Household-level risk factors included the number of animal pens within a 100-metre radius of the main house structure and distance to nearest animal pens [36, 37]. Cluster-level risk factors included distance to index households and elevation difference with index households [20, 23, 24]. Neighbourhood-level risk factors included distance to the main road and distance to streams [19, 23]. If the distance between the index and secondary households was more than 300 metres, coordinates were manually cross-referenced and re-mapped by the field team when necessary. Elevation differences were generated by taking the difference in elevation as recorded by GPS devices from each secondary household and its corresponding index household. Missing elevation coordinates were extracted from the DEM. Animal pens were manually digitized in ArcGIS and were defined as enclosed, dark- or light-brown, oblong, circular, or rectangular roofless structures of any size within a 100-metre radius of the main house structure. Animal pens that were visually problematic to identify in ArcGIS were cross-referenced with Google Earth Images captured in 2017. From the individual stream order distances, the closest stream to the secondary household was identified. All risk factors generated using ArcGIS were imported into STATA 14.2 for statistical analyses. Fig. 1 illustrates secondary households within the 140- and 250-metre screening radius of the positive index household and the proximity of animal pens and streams.
Statistical analysis
The chi-square test for proportions and Wilcoxon rank-sum for means were used to compare household descriptive variables between index and secondary households, as well as secondary households with and without parasitaemic individuals. The analysis was restricted to all participants in secondary households who provided consent, completed the survey, and had RDT or PCR results. Generalized linear models with inference based on generalized estimating equations (GEE) were used to estimate the cross-sectional population average effect for the difference in odds of a positive vs. negative secondary households for each environmental risk factor.
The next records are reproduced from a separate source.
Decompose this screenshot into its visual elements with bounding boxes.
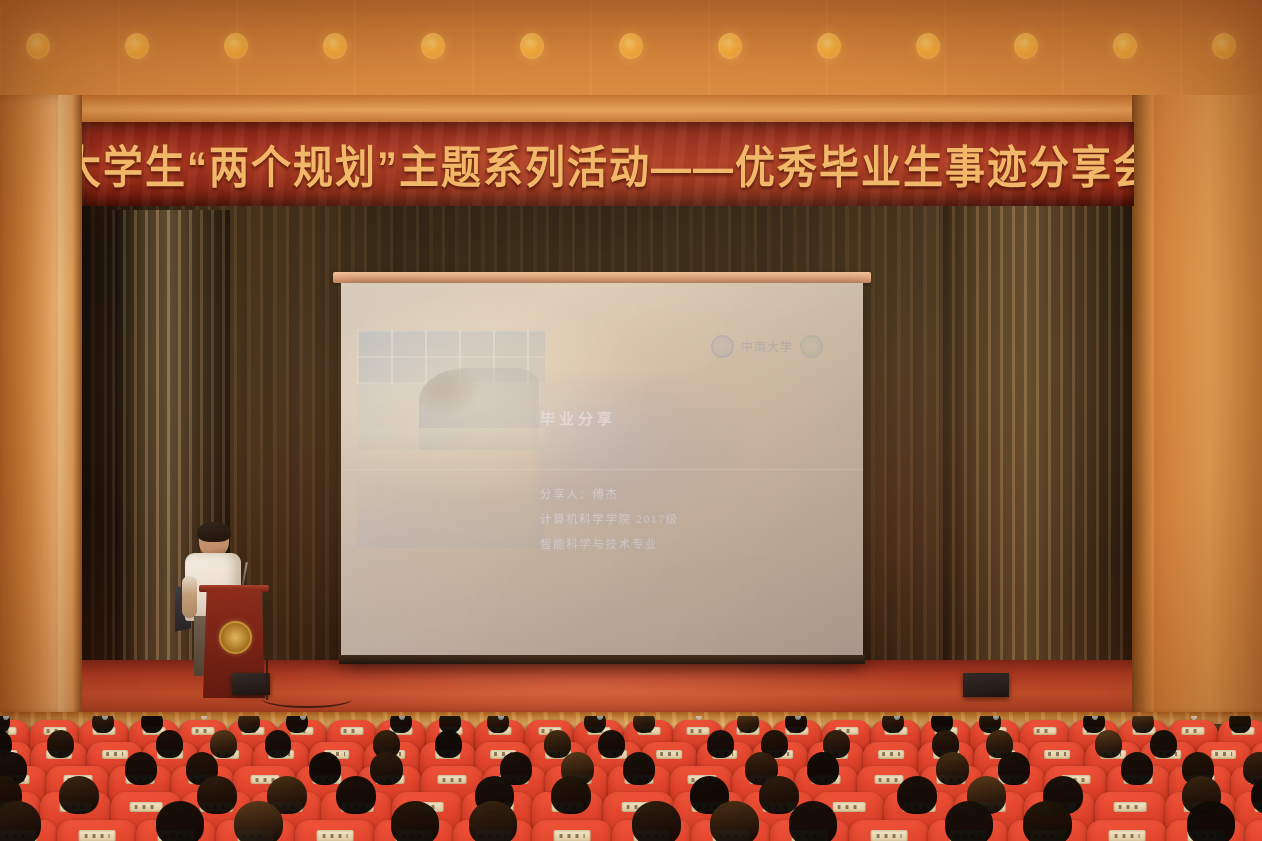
audience-person: [710, 801, 758, 841]
audience-person: [125, 752, 157, 784]
seat-number-plate: [340, 727, 363, 735]
audience-person: [1187, 801, 1235, 841]
water-bottle: [696, 716, 702, 720]
audience-person: [156, 801, 204, 841]
audience-person: [391, 801, 439, 841]
audience-person: [1132, 716, 1154, 733]
water-bottle: [993, 716, 999, 720]
seat-number-plate: [1044, 750, 1070, 759]
audience-person: [707, 730, 734, 758]
auditorium-seat[interactable]: [57, 820, 137, 841]
audience-person: [789, 801, 837, 841]
auditorium-scene: 中南大学 毕业分享 分享人：傅杰 计算机科学学院 2017级 智能科学与技术专业: [0, 0, 1262, 841]
water-bottle: [3, 716, 9, 720]
auditorium-seat[interactable]: [849, 820, 929, 841]
audience-person: [469, 801, 517, 841]
audience-person: [1095, 730, 1122, 758]
audience-person: [737, 716, 759, 733]
seat-number-plate: [1108, 830, 1145, 841]
seat-number-plate: [656, 750, 682, 759]
audience-person: [998, 752, 1030, 784]
seat-number-plate: [687, 727, 710, 735]
seat-number-plate: [554, 830, 591, 841]
audience-person: [945, 801, 993, 841]
audience-person: [309, 752, 341, 784]
seat-number-plate: [874, 775, 903, 785]
seat-number-plate: [192, 727, 215, 735]
audience-person: [336, 776, 376, 814]
seat-number-plate: [130, 802, 163, 813]
seat-number-plate: [1033, 727, 1056, 735]
seat-number-plate: [878, 750, 904, 759]
water-bottle: [894, 716, 900, 720]
event-banner-text: 大学生“两个规划”主题系列活动——优秀毕业生事迹分享会: [82, 132, 1134, 197]
audience-person: [759, 776, 799, 814]
audience-person: [156, 730, 183, 758]
audience-person: [551, 776, 591, 814]
water-bottle: [498, 716, 504, 720]
water-bottle: [1092, 716, 1098, 720]
audience-person: [633, 716, 655, 733]
water-bottle: [300, 716, 306, 720]
audience-person: [197, 776, 237, 814]
audience-person: [265, 730, 292, 758]
audience-person: [210, 730, 237, 758]
audience-person: [1023, 801, 1071, 841]
audience-person: [141, 716, 163, 733]
audience-person: [897, 776, 937, 814]
seat-number-plate: [79, 830, 116, 841]
seat-number-plate: [316, 830, 353, 841]
audience-seating: [0, 716, 1262, 841]
audience-person: [435, 730, 462, 758]
seat-number-plate: [438, 775, 467, 785]
auditorium-seat[interactable]: [1087, 820, 1167, 841]
water-bottle: [102, 716, 108, 720]
audience-person: [1121, 752, 1153, 784]
audience-person: [807, 752, 839, 784]
water-bottle: [597, 716, 603, 720]
water-bottle: [795, 716, 801, 720]
auditorium-seat[interactable]: [532, 820, 612, 841]
event-banner: 大学生“两个规划”主题系列活动——优秀毕业生事迹分享会: [82, 122, 1134, 206]
water-bottle: [1191, 716, 1197, 720]
audience-person: [59, 776, 99, 814]
audience-person: [632, 801, 680, 841]
audience-person: [623, 752, 655, 784]
seat-number-plate: [102, 750, 128, 759]
seat-number-plate: [1211, 750, 1237, 759]
scene-vignette: [0, 0, 1262, 841]
water-bottle: [201, 716, 207, 720]
seat-number-plate: [833, 802, 866, 813]
audience-person: [1150, 730, 1177, 758]
seat-number-plate: [1114, 802, 1147, 813]
seat-number-plate: [1182, 727, 1205, 735]
audience-person: [370, 752, 402, 784]
auditorium-seat[interactable]: [295, 820, 375, 841]
seat-number-plate: [871, 830, 908, 841]
water-bottle: [399, 716, 405, 720]
audience-person: [598, 730, 625, 758]
audience-person: [234, 801, 282, 841]
audience-person: [1229, 716, 1251, 733]
audience-person: [47, 730, 74, 758]
audience-person: [936, 752, 968, 784]
audience-person: [544, 730, 571, 758]
audience-person: [238, 716, 260, 733]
The GEE model was chosen for its ability to account for the clustering of secondary households around the index household and to more accurately estimate standard errors. The outcome was a binary variable, distinguishing secondary households with parasitaemic individuals and those without. The household-, cluster-, and neighbourhood-level environmental risk factors were assessed for collinearity using variance inflation factor values. Variables included in the model were: distance to index household (per 50 metres), distance to main road (per 50 metres), elevation difference with index household (per 10 metres), number of animal pens within 100 metres, presence of animal pen (yes vs. no), season, and a categorical variable identifying nearest streams order 1 through 5. Model fit was evaluated using the Hosmer-Lemeshow goodness of fit test and significance was evaluated at a p-value of 0.05.